Globally Lipschitz minimizers for variational problems with linear growth

TL;DR

This paper investigates conditions under which Lipschitz continuous solutions exist for variational problems with linear growth, focusing on the role of radial symmetry and barrier functions to ensure solvability of boundary value problems.

Contribution

It establishes a necessary and sufficient condition on the integrand for the existence of Lipschitz solutions in radially symmetric cases, addressing a gap in the understanding of such variational problems.

Findings

Identifies conditions for solvability of the Dirichlet problem with Lipschitz solutions

Constructs barrier functions to prove existence under radial symmetry

Highlights limitations of standard methods due to lack of compactness

Abstract

We study the minimization of convex, variational integrals of linear growth among all functions in the Sobolev space $W^{1,1}$ with prescribed boundary values (or its equivalent formulation as a boundary value problem for a degenerately elliptic Euler--Lagrange equation).

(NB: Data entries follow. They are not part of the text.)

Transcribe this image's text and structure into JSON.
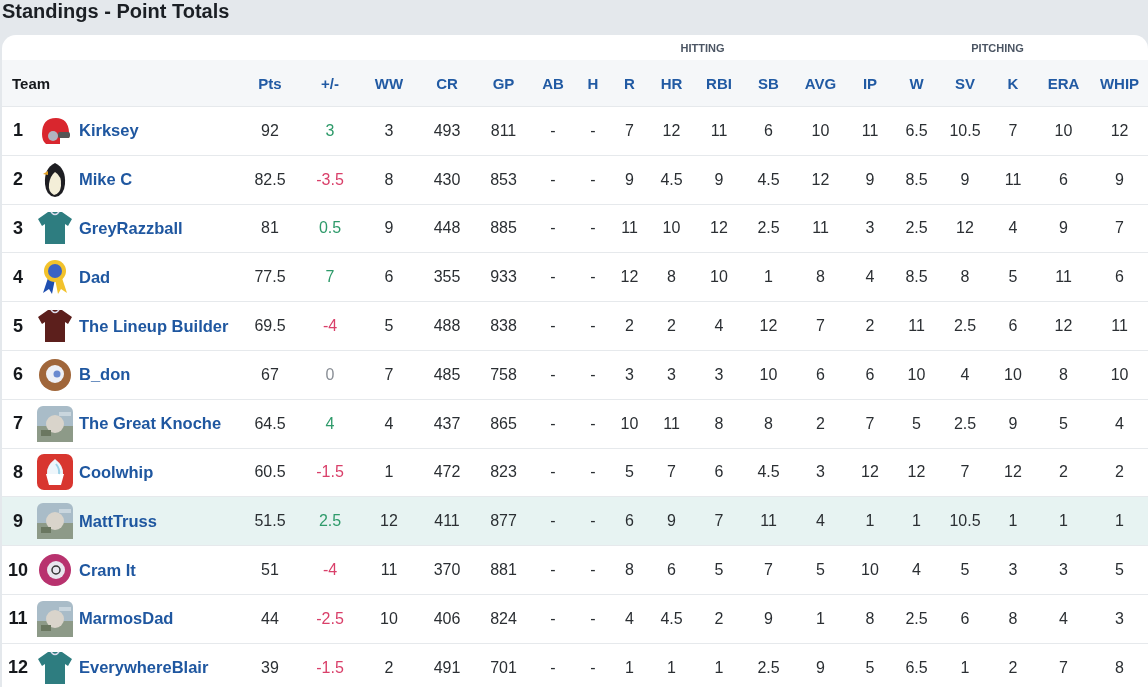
{
  "title": "Standings - Point Totals",
  "groups": [
    {
      "label": "HITTING"
    },
    {
      "label": "PITCHING"
    }
  ],
  "columns": {
    "team": "Team",
    "points": "Pts",
    "change": "+/-",
    "stats": [
      "WW",
      "CR",
      "GP",
      "AB",
      "H",
      "R",
      "HR",
      "RBI",
      "SB",
      "AVG",
      "IP",
      "W",
      "SV",
      "K",
      "ERA",
      "WHIP"
    ]
  },
  "rows": [
    {
      "rank": "1",
      "name": "Kirksey",
      "avatar": {
        "kind": "helmet"
      },
      "points": "92",
      "change": "3",
      "color": "#2e9a6a",
      "selected": false,
      "stats": [
        "3",
        "493",
        "811",
        "-",
        "-",
        "7",
        "12",
        "11",
        "6",
        "10",
        "11",
        "6.5",
        "10.5",
        "7",
        "10",
        "12"
      ]
    },
    {
      "rank": "2",
      "name": "Mike C",
      "avatar": {
        "kind": "penguin"
      },
      "points": "82.5",
      "change": "-3.5",
      "color": "#d9406a",
      "selected": false,
      "stats": [
        "8",
        "430",
        "853",
        "-",
        "-",
        "9",
        "4.5",
        "9",
        "4.5",
        "12",
        "9",
        "8.5",
        "9",
        "11",
        "6",
        "9"
      ]
    },
    {
      "rank": "3",
      "name": "GreyRazzball",
      "avatar": {
        "kind": "jersey",
        "color": "#2e7d80"
      },
      "points": "81",
      "change": "0.5",
      "color": "#2e9a6a",
      "selected": false,
      "stats": [
        "9",
        "448",
        "885",
        "-",
        "-",
        "11",
        "10",
        "12",
        "2.5",
        "11",
        "3",
        "2.5",
        "12",
        "4",
        "9",
        "7"
      ]
    },
    {
      "rank": "4",
      "name": "Dad",
      "avatar": {
        "kind": "ribbon"
      },
      "points": "77.5",
      "change": "7",
      "color": "#2e9a6a",
      "selected": false,
      "stats": [
        "6",
        "355",
        "933",
        "-",
        "-",
        "12",
        "8",
        "10",
        "1",
        "8",
        "4",
        "8.5",
        "8",
        "5",
        "11",
        "6"
      ]
    },
    {
      "rank": "5",
      "name": "The Lineup Builder",
      "avatar": {
        "kind": "jersey",
        "color": "#5c1f1c"
      },
      "points": "69.5",
      "change": "-4",
      "color": "#d9406a",
      "selected": false,
      "stats": [
        "5",
        "488",
        "838",
        "-",
        "-",
        "2",
        "2",
        "4",
        "12",
        "7",
        "2",
        "11",
        "2.5",
        "6",
        "12",
        "11"
      ]
    },
    {
      "rank": "6",
      "name": "B_don",
      "avatar": {
        "kind": "glove"
      },
      "points": "67",
      "change": "0",
      "color": "#8a8f96",
      "selected": false,
      "stats": [
        "7",
        "485",
        "758",
        "-",
        "-",
        "3",
        "3",
        "3",
        "10",
        "6",
        "6",
        "10",
        "4",
        "10",
        "8",
        "10"
      ]
    },
    {
      "rank": "7",
      "name": "The Great Knoche",
      "points": "64.5",
      "change": "4",
      "color": "#2e9a6a",
      "selected": false,
      "stats": [
        "4",
        "437",
        "865",
        "-",
        "-",
        "10",
        "11",
        "8",
        "8",
        "2",
        "7",
        "5",
        "2.5",
        "9",
        "5",
        "4"
      ]
    },
    {
      "rank": "8",
      "name": "Coolwhip",
      "avatar": {
        "kind": "cone"
      },
      "points": "60.5",
      "change": "-1.5",
      "color": "#d9406a",
      "selected": false,
      "stats": [
        "1",
        "472",
        "823",
        "-",
        "-",
        "5",
        "7",
        "6",
        "4.5",
        "3",
        "12",
        "12",
        "7",
        "12",
        "2",
        "2"
      ]
    },
    {
      "rank": "9",
      "name": "MattTruss",
      "points": "51.5",
      "change": "2.5",
      "color": "#2e9a6a",
      "selected": true,
      "stats": [
        "12",
        "411",
        "877",
        "-",
        "-",
        "6",
        "9",
        "7",
        "11",
        "4",
        "1",
        "1",
        "10.5",
        "1",
        "1",
        "1"
      ]
    },
    {
      "rank": "10",
      "name": "Cram It",
      "avatar": {
        "kind": "ball"
      },
      "points": "51",
      "change": "-4",
      "color": "#d9406a",
      "selected": false,
      "stats": [
        "11",
        "370",
        "881",
        "-",
        "-",
        "8",
        "6",
        "5",
        "7",
        "5",
        "10",
        "4",
        "5",
        "3",
        "3",
        "5"
      ]
    },
    {
      "rank": "11",
      "name": "MarmosDad",
      "points": "44",
      "change": "-2.5",
      "color": "#d9406a",
      "selected": false,
      "stats": [
        "10",
        "406",
        "824",
        "-",
        "-",
        "4",
        "4.5",
        "2",
        "9",
        "1",
        "8",
        "2.5",
        "6",
        "8",
        "4",
        "3"
      ]
    },
    {
      "rank": "12",
      "name": "EverywhereBlair",
      "avatar": {
        "kind": "jersey",
        "color": "#2e7d80"
      },
      "points": "39",
      "change": "-1.5",
      "color": "#d9406a",
      "selected": false,
      "stats": [
        "2",
        "491",
        "701",
        "-",
        "-",
        "1",
        "1",
        "1",
        "2.5",
        "9",
        "5",
        "6.5",
        "1",
        "2",
        "7",
        "8"
      ]
    }
  ]
}
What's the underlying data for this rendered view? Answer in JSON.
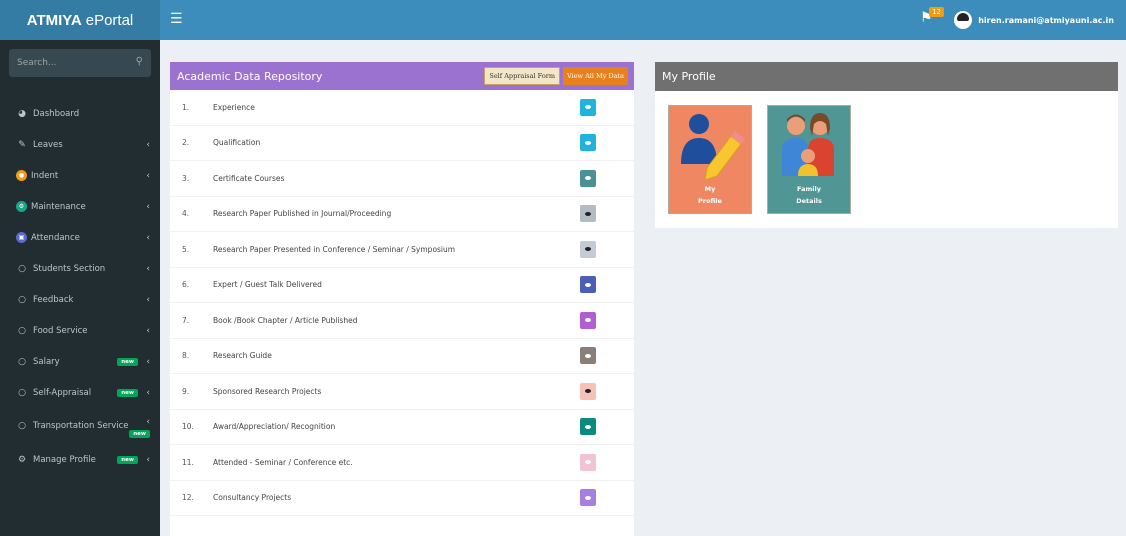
{
  "header": {
    "brand_bold": "ATMIYA",
    "brand_rest": "ePortal",
    "notification_count": "12",
    "user_email": "hiren.ramani@atmiyauni.ac.in"
  },
  "sidebar": {
    "search_placeholder": "Search...",
    "items": [
      {
        "label": "Dashboard",
        "icon": "dashboard-icon"
      },
      {
        "label": "Leaves",
        "icon": "edit-icon"
      },
      {
        "label": "Indent",
        "icon": "indent-icon"
      },
      {
        "label": "Maintenance",
        "icon": "maintenance-icon"
      },
      {
        "label": "Attendance",
        "icon": "attendance-icon"
      },
      {
        "label": "Students Section",
        "icon": "circle-icon"
      },
      {
        "label": "Feedback",
        "icon": "circle-icon"
      },
      {
        "label": "Food Service",
        "icon": "circle-icon"
      },
      {
        "label": "Salary",
        "icon": "circle-icon",
        "badge": "new"
      },
      {
        "label": "Self-Appraisal",
        "icon": "circle-icon",
        "badge": "new"
      },
      {
        "label": "Transportation Service",
        "icon": "circle-icon",
        "badge": "new"
      },
      {
        "label": "Manage Profile",
        "icon": "cogs-icon",
        "badge": "new"
      }
    ]
  },
  "academic": {
    "title": "Academic Data Repository",
    "self_appraisal_label": "Self Appraisal Form",
    "view_all_label": "View All My Data",
    "rows": [
      {
        "num": "1.",
        "label": "Experience",
        "color": "#1fb4e0"
      },
      {
        "num": "2.",
        "label": "Qualification",
        "color": "#1fb4e0"
      },
      {
        "num": "3.",
        "label": "Certificate Courses",
        "color": "#4a9095"
      },
      {
        "num": "4.",
        "label": "Research Paper Published in Journal/Proceeding",
        "color": "#b3bcc4"
      },
      {
        "num": "5.",
        "label": "Research Paper Presented in Conference / Seminar / Symposium",
        "color": "#c5cbd6"
      },
      {
        "num": "6.",
        "label": "Expert / Guest Talk Delivered",
        "color": "#4b5fb8"
      },
      {
        "num": "7.",
        "label": "Book /Book Chapter / Article Published",
        "color": "#b05fd3"
      },
      {
        "num": "8.",
        "label": "Research Guide",
        "color": "#8a7f78"
      },
      {
        "num": "9.",
        "label": "Sponsored Research Projects",
        "color": "#f5c2b8"
      },
      {
        "num": "10.",
        "label": "Award/Appreciation/ Recognition",
        "color": "#0b8a80"
      },
      {
        "num": "11.",
        "label": "Attended - Seminar / Conference etc.",
        "color": "#f1c3d3"
      },
      {
        "num": "12.",
        "label": "Consultancy Projects",
        "color": "#a77fe0"
      }
    ]
  },
  "profile": {
    "title": "My Profile",
    "tiles": [
      {
        "line1": "My",
        "line2": "Profile",
        "color": "#f08763"
      },
      {
        "line1": "Family",
        "line2": "Details",
        "color": "#4f9694"
      }
    ]
  }
}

Due to insufficient compactness properties of these Dirichlet classes, the existence of solutions does not follow in a standard way by the direct method in the calculus of variations and in fact might fail, as it is well-known already for the non-parametric minimal surface problem. Assuming radial structure, we establish a necessary and sufficient condition on the integrand such that the Dirichlet problem is in general solvable, in the sense that a Lipschitz solution exists for any regular domain and all prescribed regular boundary values, via the construction of appropriate barrier functions in the tradition of Serrin's paper [19].